By July 2021, the bear that killed Lokan had gone beyond “non-reactive.”

Grizzly bear kills bicyclist in Montana after pulling her from tent

Lokan had been riding with her sister and their friend in the Tour Divide, an annual bike ride along the Great Divide Mountain Bike Route, a roughly 2,700-mile span that starts in Alberta, Canada, and ends at the U.S.-Mexico border in Antelope Wells, N.M.

Ovando, a town of fewer than 100 in the western part of the state, is a popular oasis along the ride, according to the report. Thousands of cyclists stop in town during the summer to eat, camp for the night or stay in a hotel.

While Lokan’s sister and friend chose to hole up in a hotel the night of July 5, Lokan opted to camp behind the Brand Bar Museum with the Coles, whom they’d met during their travels. She set up her tent around 7 p.m.

Around that time, the grizzly bear was about 4 miles to the west trying to break into a trailer, according to the committee’s report.

Eight hours later, the bear made its way into Lokan’s camp, huffing at her head and causing her to raise the alarm that would scare it back into the woods.

Lokan tried to make her camp more bear-safe, the report said. Although she moved her snacks and lentils out of the tent into a nearby building, the bags in which she kept her toiletries still smelled of the dried blueberries they’d once contained, investigators said. Moreover, she still had food — beef jerky, trail mix, granola bars, a baked potato — in the saddle bags draped over her bike, which was about 10 feet from her tent.

Around 4:05 a.m., the Coles were awakened once again. But this time, it wasn’t Lokan’s shouting that roused them but the sound of the bear attacking her. Joe Cole unzipped their tent and roared in an effort to scare it off. His wife joined in by blowing a whistle. Emerging from the tent, the Coles saw the bear “pouncing up and down” on Lokan and her tent. Joe Cole advanced as he doused it with bear spray.

“The bear made eye contact with Joe, then averted its head as they approached closer, turned, and left,” the report states.

Although officials credited Cole’s “aggressive response and action” with once again scaring off the bear, the damage was done. Emergency workers found “no obvious signs of life” while treating Lokan. Officials would later determine that her death was “instantaneous” after the bear broke her neck and severed her spinal cord.

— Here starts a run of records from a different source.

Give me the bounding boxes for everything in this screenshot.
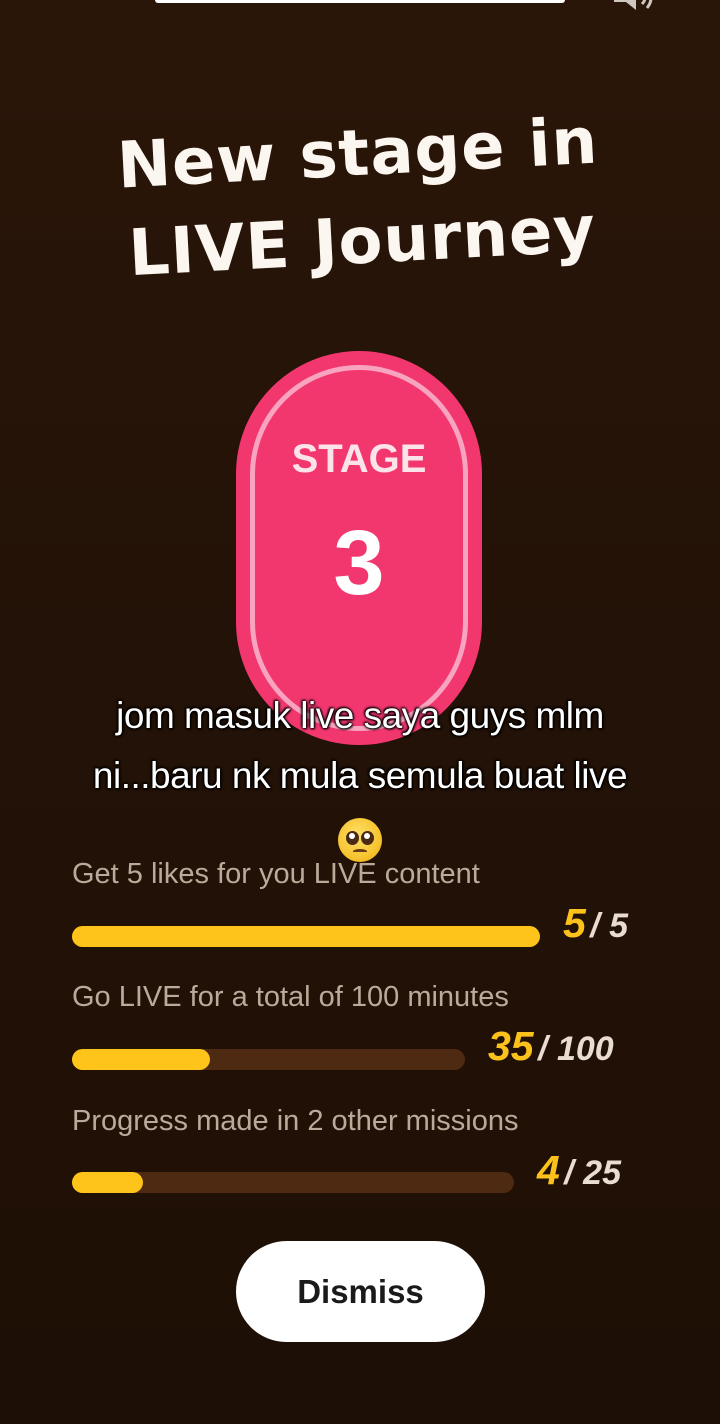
mission-count: 5 / 5 (563, 900, 628, 947)
mission-total: / 5 (590, 907, 629, 945)
caption-line-1: jom masuk live saya guys mlm (116, 695, 604, 736)
mission-label: Progress made in 2 other missions (72, 1105, 519, 1137)
mission-count: 35 / 100 (488, 1023, 614, 1070)
mission-progress-track (72, 1172, 514, 1193)
mission-progress-fill (72, 926, 540, 947)
dismiss-button[interactable]: Dismiss (236, 1241, 485, 1342)
mission-item: Get 5 likes for you LIVE content (72, 858, 672, 891)
mission-current: 5 (563, 900, 586, 946)
stage-label: STAGE (291, 437, 427, 481)
mission-label: Get 5 likes for you LIVE content (72, 858, 480, 890)
mission-current: 4 (537, 1147, 560, 1193)
mission-progress-fill (72, 1049, 210, 1070)
mission-label: Go LIVE for a total of 100 minutes (72, 981, 509, 1013)
top-progress-bar (155, 0, 565, 3)
mission-progress-track (72, 1049, 465, 1070)
stage-number: 3 (333, 512, 385, 614)
video-caption: jom masuk live saya guys mlm ni...baru n… (20, 686, 700, 866)
caption-line-2: ni...baru nk mula semula buat live (92, 755, 628, 796)
page-title: New stage in LIVE Journey (0, 91, 720, 304)
mission-count: 4 / 25 (537, 1147, 621, 1194)
mission-progress-fill (72, 1172, 143, 1193)
speaker-icon[interactable] (610, 0, 658, 20)
mission-total: / 25 (564, 1154, 621, 1192)
mission-current: 35 (488, 1023, 534, 1069)
mission-progress-track (72, 926, 540, 947)
pleading-face-icon (338, 818, 382, 863)
mission-item: Go LIVE for a total of 100 minutes (72, 981, 672, 1014)
mission-total: / 100 (538, 1030, 614, 1068)
mission-item: Progress made in 2 other missions (72, 1105, 672, 1138)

The medical examiner noted that she also had severe cuts to her head, neck, shoulders and back.

The grizzly eluded wildlife authorities for days as reports came in of a bear pillaging chicken coops, raiding garbage cans and killing deer. But just after midnight on July 9, agents with the U.S. Department of Agriculture Wildlife Services shot the bear five times, killing it. Subsequent DNA tests confirmed it was the bear that had attacked Lokan.

In their report, officials issued several recommendations for campers in the wake of Lokan’s death. They encouraged people to keep food or anything with a scent, such as toothpaste or lotion, far away from tents; to pitch tents at least 100 feet from where food has been cooked; and not to return if a bear comes near an occupied tent.

Investigators found a nearly empty can of bear spray inside Lokan’s tent and evidence she’d used it during the attack. In the report, officials said Lokan’s family had suggested that manufacturers add whistles to bear-spray cans that would sound when someone pulls the trigger. The noise would serve two purposes: to alert others of danger and further harass the bear.